À partir du 1er janvier 2016, les entreprises immatriculées au RCS n'ont plus l'obligation de disposer du livre d’inventaire.

Le livre-journal

Le livre-journal regroupe tous les mouvements qui affectent le patrimoine de l’entreprise.

Il existe 2 manières de fonctionner sur ce document :

Il y a tout d’abord les entreprises qui comptabilisent toutes leurs écritures dans le même journal comptable. Dans ce cas, ce journal correspondra au livre-journal,

Et il y a les entreprises qui utilisent plusieurs journaux comptables : les journaux auxiliaires (par exemple un journal des achats, un journal des ventes et un journal de banque). Dans ce cas, on retrouve dans le livre-journal la centralisation des écritures qui figurent dans les livres auxiliaires.

Vous devez enregistrer les opérations dans les journaux jour par jour, il est impossible de comptabiliser les mouvements relatifs à plusieurs jours dans la même écriture comptable.

Le grand-livre 

Il reprend toutes les informations qui figurent dans le livre journal en les présentant différemment.

Dans le grand-livre, les mouvements sont classés par compte comptable. Le plan comptable de l’entreprise est repris et chaque mouvement est rattaché au compte comptable correspondant.

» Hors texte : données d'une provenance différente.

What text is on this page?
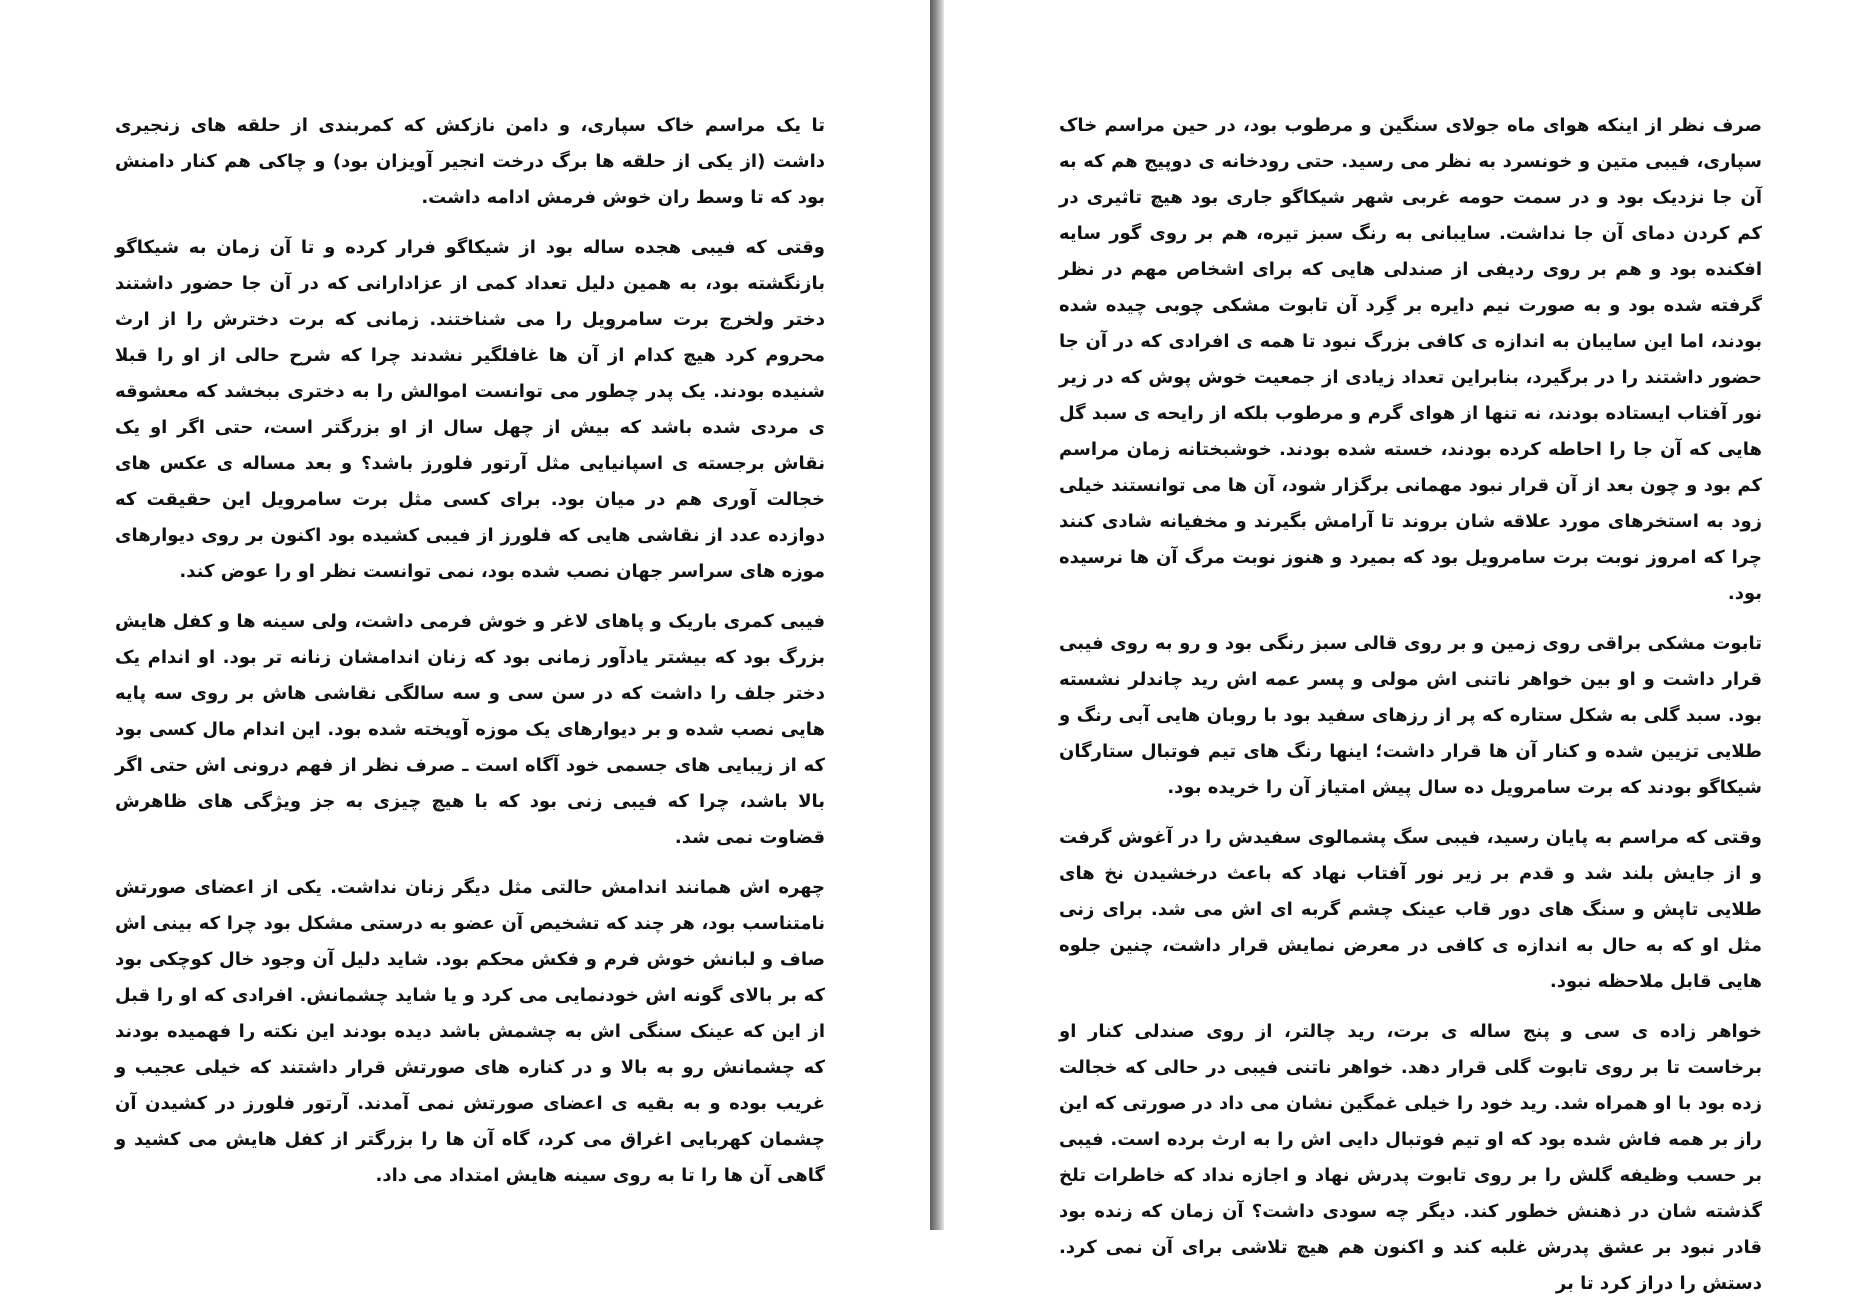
تا یک مراسم خاک سپاری، و دامن نازکش که کمربندی از حلقه های زنجیری داشت (از یکی از حلقه ها برگ درخت انجیر آویزان بود) و چاکی هم کنار دامنش بود که تا وسط ران خوش فرمش ادامه داشت.

وقتی که فیبی هجده ساله بود از شیکاگو فرار کرده و تا آن زمان به شیکاگو بازنگشته بود، به همین دلیل تعداد کمی از عزادارانی که در آن جا حضور داشتند دختر ولخرج برت سامرویل را می شناختند. زمانی که برت دخترش را از ارث محروم کرد هیچ کدام از آن ها غافلگیر نشدند چرا که شرح حالی از او را قبلا شنیده بودند. یک پدر چطور می توانست اموالش را به دختری ببخشد که معشوقه ی مردی شده باشد که بیش از چهل سال از او بزرگتر است، حتی اگر او یک نقاش برجسته ی اسپانیایی مثل آرتور فلورز باشد؟ و بعد مساله ی عکس های خجالت آوری هم در میان بود. برای کسی مثل برت سامرویل این حقیقت که دوازده عدد از نقاشی هایی که فلورز از فیبی کشیده بود اکنون بر روی دیوارهای موزه های سراسر جهان نصب شده بود، نمی توانست نظر او را عوض کند.

فیبی کمری باریک و پاهای لاغر و خوش فرمی داشت، ولی سینه ها و کفل هایش بزرگ بود که بیشتر یادآور زمانی بود که زنان اندامشان زنانه تر بود. او اندام یک دختر جلف را داشت که در سن سی و سه سالگی نقاشی هاش بر روی سه پایه هایی نصب شده و بر دیوارهای یک موزه آویخته شده بود. این اندام مال کسی بود که از زیبایی های جسمی خود آگاه است ـ صرف نظر از فهم درونی اش حتی اگر بالا باشد، چرا که فیبی زنی بود که با هیچ چیزی به جز ویژگی های ظاهرش قضاوت نمی شد.

چهره اش همانند اندامش حالتی مثل دیگر زنان نداشت. یکی از اعضای صورتش نامتناسب بود، هر چند که تشخیص آن عضو به درستی مشکل بود چرا که بینی اش صاف و لبانش خوش فرم و فکش محکم بود. شاید دلیل آن وجود خال کوچکی بود که بر بالای گونه اش خودنمایی می کرد و یا شاید چشمانش. افرادی که او را قبل از این که عینک سنگی اش به چشمش باشد دیده بودند این نکته را فهمیده بودند که چشمانش رو به بالا و در کناره های صورتش قرار داشتند که خیلی عجیب و غریب بوده و به بقیه ی اعضای صورتش نمی آمدند. آرتور فلورز در کشیدن آن چشمان کهربایی اغراق می کرد، گاه آن ها را بزرگتر از کفل هایش می کشید و گاهی آن ها را تا به روی سینه هایش امتداد می داد.

صرف نظر از اینکه هوای ماه جولای سنگین و مرطوب بود، در حین مراسم خاک سپاری، فیبی متین و خونسرد به نظر می رسید. حتی رودخانه ی دوپیج هم که به آن جا نزدیک بود و در سمت حومه غربی شهر شیکاگو جاری بود هیچ تاثیری در کم کردن دمای آن جا نداشت. سایبانی به رنگ سبز تیره، هم بر روی گور سایه افکنده بود و هم بر روی ردیفی از صندلی هایی که برای اشخاص مهم در نظر گرفته شده بود و به صورت نیم دایره بر گِرد آن تابوت مشکی چوبی چیده شده بودند، اما این سایبان به اندازه ی کافی بزرگ نبود تا همه ی افرادی که در آن جا حضور داشتند را در برگیرد، بنابراین تعداد زیادی از جمعیت خوش پوش که در زیر نور آفتاب ایستاده بودند، نه تنها از هوای گرم و مرطوب بلکه از رایحه ی سبد گل هایی که آن جا را احاطه کرده بودند، خسته شده بودند. خوشبختانه زمان مراسم کم بود و چون بعد از آن قرار نبود مهمانی برگزار شود، آن ها می توانستند خیلی زود به استخرهای مورد علاقه شان بروند تا آرامش بگیرند و مخفیانه شادی کنند چرا که امروز نوبت برت سامرویل بود که بمیرد و هنوز نوبت مرگ آن ها نرسیده بود.

تابوت مشکی براقی روی زمین و بر روی قالی سبز رنگی بود و رو به روی فیبی قرار داشت و او بین خواهر ناتنی اش مولی و پسر عمه اش رید چاندلر نشسته بود. سبد گلی به شکل ستاره که پر از رزهای سفید بود با روبان هایی آبی رنگ و طلایی تزیین شده و کنار آن ها قرار داشت؛ اینها رنگ های تیم فوتبال ستارگان شیکاگو بودند که برت سامرویل ده سال پیش امتیاز آن را خریده بود.

وقتی که مراسم به پایان رسید، فیبی سگ پشمالوی سفیدش را در آغوش گرفت و از جایش بلند شد و قدم بر زیر نور آفتاب نهاد که باعث درخشیدن نخ های طلایی تاپش و سنگ های دور قاب عینک چشم گربه ای اش می شد. برای زنی مثل او که به حال به اندازه ی کافی در معرض نمایش قرار داشت، چنین جلوه هایی قابل ملاحظه نبود.

خواهر زاده ی سی و پنج ساله ی برت، رید چالتر، از روی صندلی کنار او برخاست تا بر روی تابوت گلی قرار دهد. خواهر ناتنی فیبی در حالی که خجالت زده بود با او همراه شد. رید خود را خیلی غمگین نشان می داد در صورتی که این راز بر همه فاش شده بود که او تیم فوتبال دایی اش را به ارث برده است. فیبی بر حسب وظیفه گلش را بر روی تابوت پدرش نهاد و اجازه نداد که خاطرات تلخ گذشته شان در ذهنش خطور کند. دیگر چه سودی داشت؟ آن زمان که زنده بود قادر نبود بر عشق پدرش غلبه کند و اکنون هم هیچ تلاشی برای آن نمی کرد. دستش را دراز کرد تا بر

Dorénavant, le journal (ou livre journal) et le grand livre sont les deux seuls documents restants obligatoires. Il faut les conserver 10 ans.

Le fichier des écritures comptables ou le FEC

Ce fichier doit être communiqué à l’administration fiscale pour tous les contrôles pour lesquels l’avis de vérification de comptabilité est adressé après le 1er janvier 2014.

Le FEC est un document informatique qui contient l’ensemble des enregistrements du système comptable d’une entreprise. Le format de l’administration fiscale doit obligatoirement reprendre la liste suivante de colonnes :

1. Code du journal de l’écriture comptable

2. Libellé du journal de l’écriture comptable

3. Numéro de l’écriture comptable (devant être basé sur une séquence continue)

4. Date de comptabilisation de l’écriture comptable

5. Numéro de compte (compte réellement utilisée par l’entreprise, en fonction de son plan comptable)

6. Libellé de compte

7. Numéro de compte auxiliaire (à blanc si non utilisé)

8. Libellé de compte auxiliaire (à blanc si non utilisé)

9. Référence de la pièce justificative

10. Date de la pièce justificative

11. Libellé de l’écriture comptable (identification littérale du motif de l’écriture comptable)

12. Montant au débit

13. Montant au crédit

14. Lettrage de l’écriture comptable (à blanc si non utilisé)

15. Date de lettrage (à blanc si non utilisé)

16. Date de validation de l’écriture comptable

17. Montant en devise (à blanc si non utilisé)

18. Identifiant de la devise (à blanc si non utilisé)

Lorsque certaines données ne sont pas remplies dans le logiciel comptable, les colonnes concernées doivent être laissées vides dans le FEC ; (et non pas remplies par des 0 ou par des espaces).

Il doit être généré dans un format particulier et doit reprendre l’exhaustivité des journaux existants dans la comptabilité de l’entreprise. Les écritures d’inventaires et les écritures d’à-nouveaux doivent donc également y figurer.